Mario Belloni today finds a way to say it more friendly, but the basic rating of Venetian culture still is the same: ‘They were merchants and adventurers who risked their riches, and often their own lives, on a daily basis on the ships which sailed for the mysterious East. Pirates, storms, attacks by enemy fleets, strange lands: mystery and adventure! These people couldn’t let up even in Venice, in their own city. Adventure for them was a way of life. They therefore created a city which offered all types of adventure, in every sense of the world! Carnival and masks everywhere represent absence of rule and freedom of action. You can do everything you want when you hide behind them, and adventure is possible again, even in the city, among the offices of the institutions, regardless of the laws and the vetoes of morality, however severe they may be. And so carnival breaks its boundaries and masks enter the realm of everyday life. In some places they were actually compulsory by law! Games of chance (a good example of adventure in the city), were a bit like the “national sport” of Venice, but in the state casino (the “Ridotto”) you could only play if you were masked.’
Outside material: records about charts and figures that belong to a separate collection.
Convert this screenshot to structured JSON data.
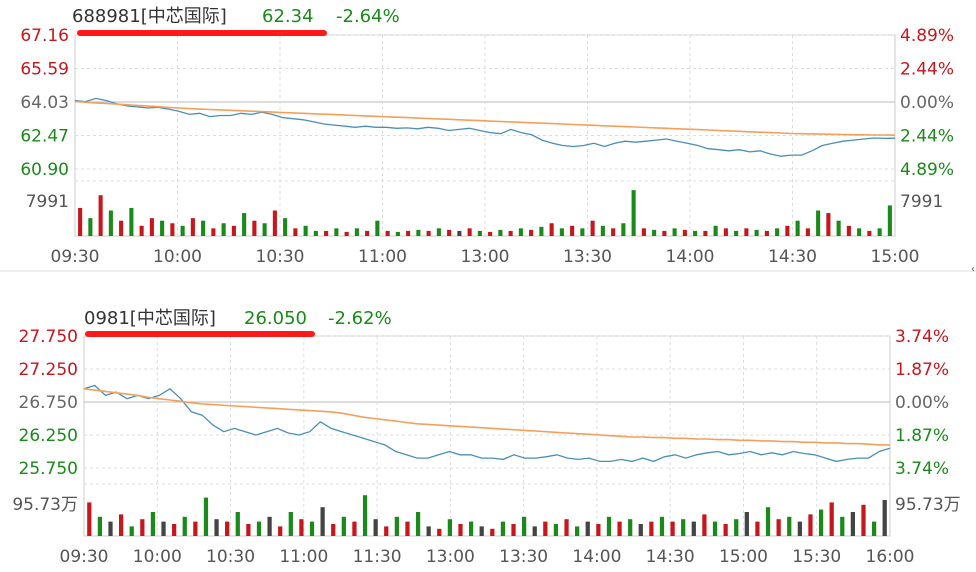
{
  "colors": {
    "up": "#c8161d",
    "down": "#1a8a1a",
    "neutral": "#666666",
    "price_line": "#4a8fb8",
    "avg_line": "#f5a05a",
    "grid": "#cccccc",
    "grid_dash": "#dddddd",
    "underline": "#ff1a1a"
  },
  "chart_data": [
    {
      "type": "line",
      "header": {
        "code_name": "688981[中芯国际]",
        "price": "62.34",
        "change": "-2.64%"
      },
      "y_left_labels": [
        "67.16",
        "65.59",
        "64.03",
        "62.47",
        "60.90"
      ],
      "y_right_labels": [
        "4.89%",
        "2.44%",
        "0.00%",
        "2.44%",
        "4.89%"
      ],
      "ylim": [
        60.9,
        67.16
      ],
      "volume_label": "7991",
      "x_tick_labels": [
        "09:30",
        "10:00",
        "10:30",
        "11:00",
        "13:00",
        "13:30",
        "14:00",
        "14:30",
        "15:00"
      ],
      "series": [
        {
          "values": [
            64.1,
            64.05,
            64.2,
            64.1,
            63.95,
            63.85,
            63.8,
            63.75,
            63.78,
            63.7,
            63.6,
            63.45,
            63.5,
            63.35,
            63.4,
            63.4,
            63.5,
            63.45,
            63.55,
            63.45,
            63.3,
            63.25,
            63.2,
            63.1,
            63.0,
            62.95,
            62.9,
            62.85,
            62.9,
            62.85,
            62.85,
            62.8,
            62.82,
            62.78,
            62.85,
            62.8,
            62.7,
            62.75,
            62.8,
            62.7,
            62.6,
            62.55,
            62.75,
            62.6,
            62.5,
            62.25,
            62.1,
            62.0,
            61.95,
            62.0,
            62.1,
            61.95,
            62.1,
            62.2,
            62.15,
            62.2,
            62.25,
            62.3,
            62.2,
            62.1,
            62.0,
            61.85,
            61.8,
            61.75,
            61.8,
            61.7,
            61.75,
            61.6,
            61.5,
            61.55,
            61.55,
            61.75,
            62.0,
            62.1,
            62.2,
            62.25,
            62.3,
            62.35,
            62.33,
            62.34
          ]
        },
        {
          "values": [
            64.05,
            64.02,
            63.99,
            63.96,
            63.93,
            63.9,
            63.87,
            63.84,
            63.81,
            63.78,
            63.75,
            63.72,
            63.7,
            63.68,
            63.66,
            63.64,
            63.62,
            63.6,
            63.58,
            63.56,
            63.54,
            63.52,
            63.5,
            63.48,
            63.46,
            63.44,
            63.42,
            63.4,
            63.38,
            63.36,
            63.34,
            63.32,
            63.3,
            63.28,
            63.26,
            63.24,
            63.22,
            63.2,
            63.18,
            63.16,
            63.14,
            63.12,
            63.1,
            63.08,
            63.06,
            63.04,
            63.02,
            63.0,
            62.98,
            62.96,
            62.94,
            62.92,
            62.9,
            62.88,
            62.86,
            62.84,
            62.82,
            62.8,
            62.78,
            62.76,
            62.74,
            62.72,
            62.7,
            62.68,
            62.66,
            62.64,
            62.62,
            62.6,
            62.58,
            62.56,
            62.55,
            62.54,
            62.53,
            62.52,
            62.51,
            62.5,
            62.5,
            62.49,
            62.49,
            62.48
          ]
        }
      ],
      "volume": [
        0.55,
        0.35,
        0.8,
        0.5,
        0.3,
        0.55,
        0.2,
        0.35,
        0.3,
        0.25,
        0.2,
        0.35,
        0.3,
        0.15,
        0.25,
        0.2,
        0.45,
        0.3,
        0.25,
        0.5,
        0.35,
        0.15,
        0.2,
        0.1,
        0.1,
        0.15,
        0.08,
        0.15,
        0.1,
        0.3,
        0.1,
        0.08,
        0.1,
        0.12,
        0.1,
        0.15,
        0.12,
        0.1,
        0.15,
        0.1,
        0.08,
        0.12,
        0.1,
        0.15,
        0.12,
        0.18,
        0.25,
        0.15,
        0.2,
        0.15,
        0.3,
        0.2,
        0.15,
        0.25,
        0.9,
        0.15,
        0.12,
        0.1,
        0.15,
        0.12,
        0.1,
        0.1,
        0.2,
        0.15,
        0.1,
        0.15,
        0.12,
        0.1,
        0.15,
        0.2,
        0.3,
        0.15,
        0.5,
        0.45,
        0.3,
        0.2,
        0.15,
        0.1,
        0.15,
        0.6
      ],
      "volume_dir": [
        "u",
        "d",
        "u",
        "d",
        "u",
        "d",
        "u",
        "u",
        "d",
        "u",
        "d",
        "u",
        "d",
        "u",
        "d",
        "u",
        "d",
        "u",
        "d",
        "u",
        "d",
        "u",
        "d",
        "d",
        "u",
        "d",
        "u",
        "d",
        "u",
        "d",
        "u",
        "d",
        "u",
        "d",
        "u",
        "d",
        "u",
        "n",
        "u",
        "d",
        "u",
        "d",
        "u",
        "d",
        "u",
        "d",
        "u",
        "d",
        "u",
        "d",
        "u",
        "d",
        "u",
        "d",
        "d",
        "u",
        "d",
        "u",
        "d",
        "u",
        "d",
        "u",
        "d",
        "u",
        "d",
        "u",
        "d",
        "u",
        "d",
        "u",
        "d",
        "u",
        "d",
        "u",
        "d",
        "u",
        "d",
        "u",
        "d",
        "d"
      ]
    },
    {
      "type": "line",
      "header": {
        "code_name": "0981[中芯国际]",
        "price": "26.050",
        "change": "-2.62%"
      },
      "y_left_labels": [
        "27.750",
        "27.250",
        "26.750",
        "26.250",
        "25.750"
      ],
      "y_right_labels": [
        "3.74%",
        "1.87%",
        "0.00%",
        "1.87%",
        "3.74%"
      ],
      "ylim": [
        25.75,
        27.75
      ],
      "volume_label": "95.73万",
      "x_tick_labels": [
        "09:30",
        "10:00",
        "10:30",
        "11:00",
        "11:30",
        "13:00",
        "13:30",
        "14:00",
        "14:30",
        "15:00",
        "15:30",
        "16:00"
      ],
      "series": [
        {
          "values": [
            26.95,
            27.0,
            26.85,
            26.9,
            26.8,
            26.85,
            26.8,
            26.85,
            26.95,
            26.8,
            26.6,
            26.55,
            26.4,
            26.3,
            26.35,
            26.3,
            26.25,
            26.3,
            26.35,
            26.28,
            26.25,
            26.3,
            26.45,
            26.35,
            26.3,
            26.25,
            26.2,
            26.15,
            26.1,
            26.0,
            25.95,
            25.9,
            25.9,
            25.95,
            26.0,
            25.95,
            25.95,
            25.9,
            25.9,
            25.88,
            25.95,
            25.9,
            25.9,
            25.92,
            25.95,
            25.9,
            25.88,
            25.9,
            25.85,
            25.85,
            25.88,
            25.85,
            25.9,
            25.85,
            25.92,
            25.95,
            25.9,
            25.95,
            25.98,
            26.0,
            25.95,
            25.97,
            26.0,
            25.95,
            25.98,
            25.95,
            26.0,
            25.97,
            25.95,
            25.9,
            25.85,
            25.88,
            25.9,
            25.9,
            26.0,
            26.05
          ]
        },
        {
          "values": [
            26.95,
            26.93,
            26.91,
            26.89,
            26.87,
            26.85,
            26.82,
            26.8,
            26.78,
            26.76,
            26.74,
            26.72,
            26.71,
            26.7,
            26.69,
            26.68,
            26.67,
            26.66,
            26.65,
            26.64,
            26.63,
            26.62,
            26.61,
            26.6,
            26.58,
            26.55,
            26.52,
            26.5,
            26.48,
            26.46,
            26.44,
            26.42,
            26.41,
            26.4,
            26.39,
            26.38,
            26.37,
            26.36,
            26.35,
            26.34,
            26.33,
            26.32,
            26.31,
            26.3,
            26.29,
            26.28,
            26.27,
            26.26,
            26.25,
            26.24,
            26.23,
            26.22,
            26.22,
            26.21,
            26.21,
            26.2,
            26.2,
            26.19,
            26.19,
            26.18,
            26.18,
            26.17,
            26.17,
            26.16,
            26.16,
            26.15,
            26.15,
            26.14,
            26.14,
            26.13,
            26.13,
            26.12,
            26.12,
            26.11,
            26.1,
            26.1
          ]
        }
      ],
      "volume": [
        0.7,
        0.4,
        0.3,
        0.45,
        0.2,
        0.35,
        0.5,
        0.3,
        0.25,
        0.4,
        0.3,
        0.8,
        0.35,
        0.3,
        0.5,
        0.25,
        0.3,
        0.4,
        0.2,
        0.5,
        0.35,
        0.3,
        0.6,
        0.25,
        0.4,
        0.3,
        0.85,
        0.35,
        0.2,
        0.4,
        0.3,
        0.5,
        0.2,
        0.15,
        0.35,
        0.25,
        0.3,
        0.2,
        0.15,
        0.3,
        0.25,
        0.4,
        0.2,
        0.3,
        0.25,
        0.35,
        0.2,
        0.3,
        0.25,
        0.4,
        0.3,
        0.35,
        0.25,
        0.3,
        0.4,
        0.3,
        0.35,
        0.3,
        0.45,
        0.3,
        0.25,
        0.35,
        0.5,
        0.3,
        0.6,
        0.35,
        0.4,
        0.3,
        0.45,
        0.55,
        0.7,
        0.4,
        0.5,
        0.65,
        0.3,
        0.75
      ],
      "volume_dir": [
        "u",
        "d",
        "n",
        "u",
        "d",
        "u",
        "d",
        "n",
        "u",
        "d",
        "u",
        "d",
        "n",
        "u",
        "d",
        "u",
        "d",
        "n",
        "u",
        "d",
        "u",
        "d",
        "n",
        "u",
        "d",
        "u",
        "d",
        "n",
        "u",
        "d",
        "u",
        "d",
        "n",
        "u",
        "d",
        "u",
        "d",
        "n",
        "u",
        "d",
        "u",
        "d",
        "n",
        "u",
        "d",
        "u",
        "d",
        "n",
        "u",
        "d",
        "u",
        "d",
        "n",
        "u",
        "d",
        "u",
        "d",
        "n",
        "u",
        "d",
        "u",
        "d",
        "n",
        "u",
        "d",
        "u",
        "d",
        "n",
        "u",
        "d",
        "u",
        "d",
        "n",
        "u",
        "d",
        "n"
      ]
    }
  ]
}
Of course there’s truth in this explanation. Just visit Cologne in Germany today when the carnival season arrives, and you will certainly find out that this kind of feast is an event to do things you would not do at other times. But Belloni’s explanation of why masks were worn in daily Venetian life may be at least partly wrong. After reading Karbe and Toscani, I think especially the use of the Bauta had a more serious and sophisticated social and political background. The Venetians had a deep understanding of what anonymity was good for. And, what’s most important, a citizen wearing a mask in Venice did not escape law and order. Of course he or she could do things which were not meant to be attributed to him or her by others, but his or her behavior still had to comply with certain expectations and laws. Venetians wearing Bauta and Volto were not up to antisocial behavior.
Today, for older generations the internet life of the digital natives perhaps looks as suspicious as the Venetian life may have looked like from the perspective of other cultures in the past. Ironically, even piracy in a different context is a core topic again. But in both cases the critics also misunderstand a culture which knows about the merits of anonymity and how to live with it. That’s one of the topics I’d like to work on.